New rules would make it easier to find offshore oil – and noisier for whales
The search for offshore oil begins with a boom. Before the oil rigs arrive and the boring begins, operators need to fire intense seismic blasts repeatedly into the ocean to find oil deposits. For decades, environmental rules that protected whales and other marine life from this cacophony have limited the location and frequency of these blasts — preventing oil companies from exploring, and therefore operating, off much of the nation's coasts. Now those safeguards are being dismantled. Rosanna Xia reports. (LA Times)

The Geoduck Diver
Hozoji Matheson-Margullis is widely recognized for her pummeling drum chops. But at 37, the emerging marine biologist is making waves at the forefront of Native American STEM in an age of climate change and Trump. Brian Anderson reports. (Motherboard)

Conservationists, West Coast bottom fishermen embrace 'grand bargain'
People who love fresh Northwest seafood and the sea should take note of what happened recently in a hotel conference room by Portland’s airport. There, the Pacific Fishery Management Council approved a plan to protect more coral, sponges, reefs and other sensitive animals and formations from the nets of bottom trawlers who work off the West Coast. The measure also offers something for fishermen: a reopening of some prime fishing areas that had been off-limits. The end result is intended to be greater marine conservation protection and more fresh fish flowing into regional markets.
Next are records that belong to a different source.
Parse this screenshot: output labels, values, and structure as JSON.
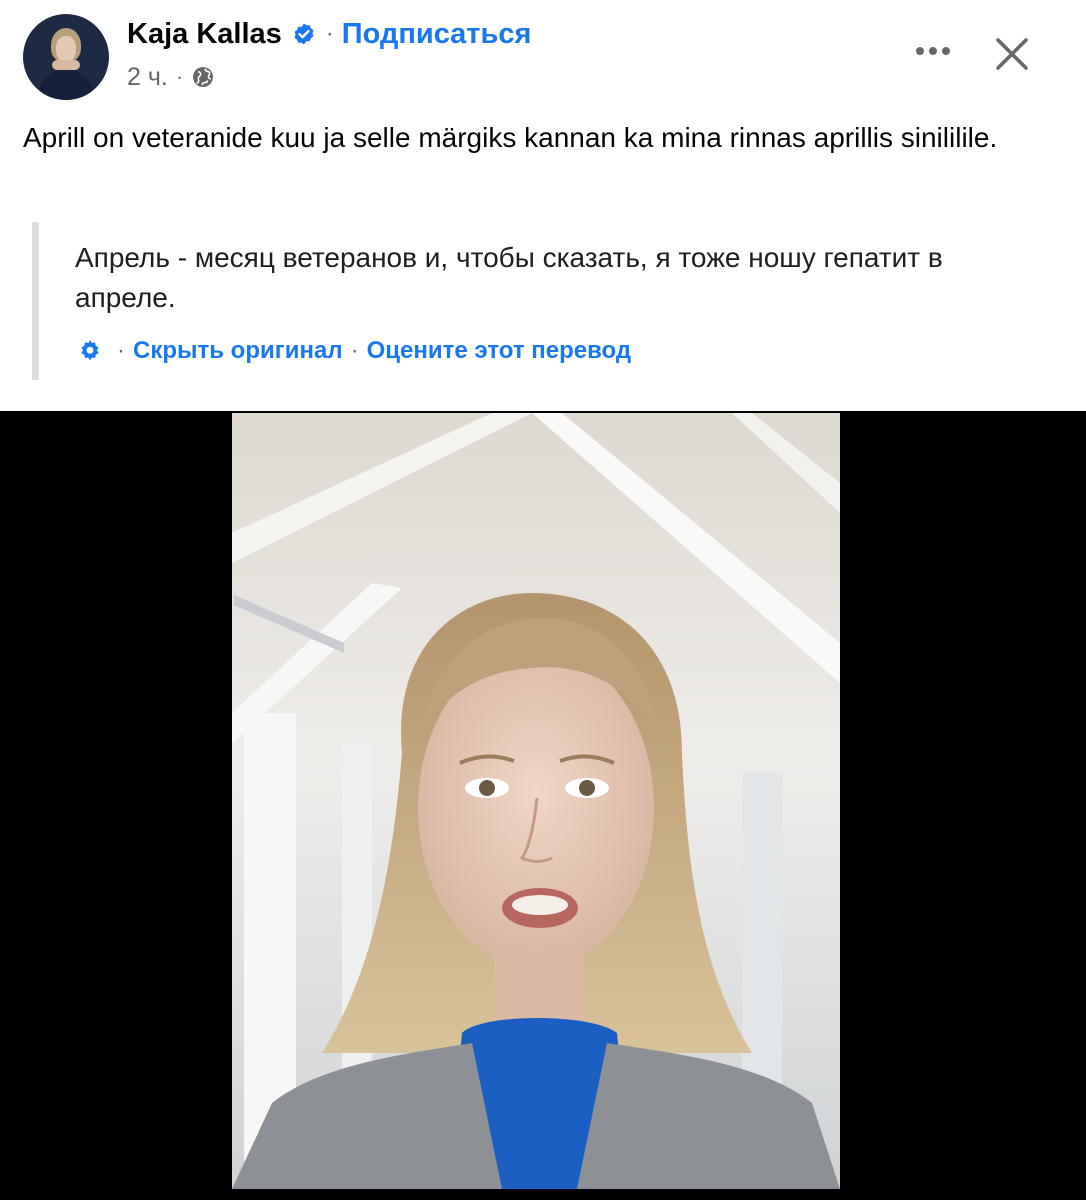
{
  "post": {
    "author": "Kaja Kallas",
    "subscribe_label": "Подписаться",
    "time": "2 ч.",
    "original_text": "Aprill on veteranide kuu ja selle märgiks kannan ka mina rinnas aprillis sinililile.",
    "translated_text": "Апрель - месяц ветеранов и, чтобы сказать, я тоже ношу гепатит в апреле.",
    "hide_original_label": "Скрыть оригинал",
    "rate_translation_label": "Оцените этот перевод"
  },
  "icons": {
    "verified": "verified-badge-icon",
    "privacy": "globe-icon",
    "more": "more-horizontal-icon",
    "close": "close-icon",
    "settings": "gear-icon"
  },
  "colors": {
    "link": "#1877f2",
    "meta": "#65676b",
    "quote_bar": "#dadde1",
    "video_bg": "#000000"
  }
}
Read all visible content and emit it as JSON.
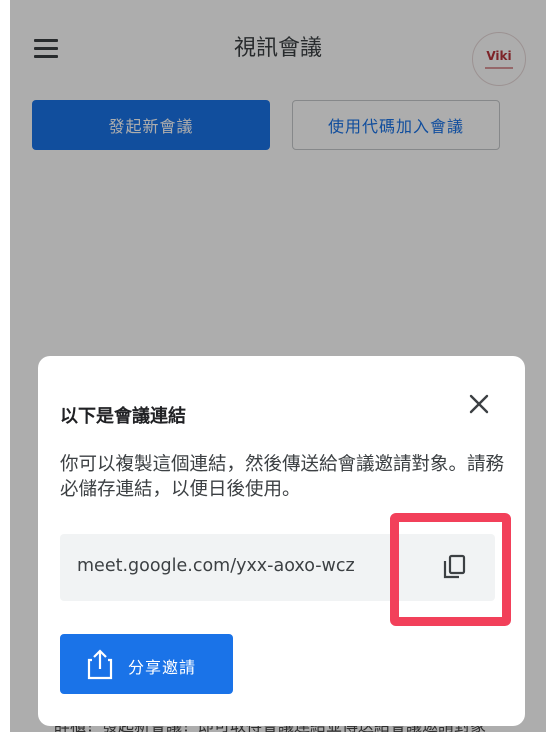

Hal Bernton reports. (Seattle Times) See also: Grisly new undercover footage shows the toll of ‘death nets,’ activists say  (Washington Post)

Republicans criticize spill of dam water to help salmon
Republican Congress members from the Pacific Northwest are upset with a federal judge's order to spill water from four Snake River dams to help speed migrating salmon to the Pacific Ocean. They say the water could be saved for other uses and are denouncing the spill, which began April 3, and a push by environmentalists to remove the four dams to increase wild salmon runs…. McMorris Rodgers and Newhouse have introduced a bill that would prevent any changes in dam operations until 2022. The measure was co-sponsored by Republican House members from Oregon, Idaho, Montana and Nevada, along with Democratic Rep. Kurt Schrader of Oregon. It passed the House Natural Resources Committee on Wednesday and heads to the floor in coming weeks. Nicholas K. Geranios reports. (Associated Press)

Trump orders faster issuance of air pollution permits
President Donald Trump prodded federal regulators Thursday to quicken processing of air quality permits for businesses, saying it would boost economic growth and job creation but drawing criticism from environmentalists who described the move as a green light for polluters. Among steps outlined in a White House memorandum to the Environmental Protection Agency were deadlines for acting on Clean Air Act permit applications, a search for changes in rules or procedures that would expedite permit decisions and giving state agencies greater authority to deal with air pollution. John Flesher and Laurie Kellman report. (Associated Press)

Now, your tug weather--
West Entrance U.S. Waters Strait Of Juan De Fuca-  834 PM PDT Sun Apr 15 2018  
 W wind 15 to 25 kt. Wind waves 2 to 4 ft. W swell 7 ft at  12 seconds. A chance of showers.  MON NIGHT  W wind 20 to 30 kt. Wind waves 3 to 5 ft. W swell 9 ft  at 11 seconds. A chance of showers.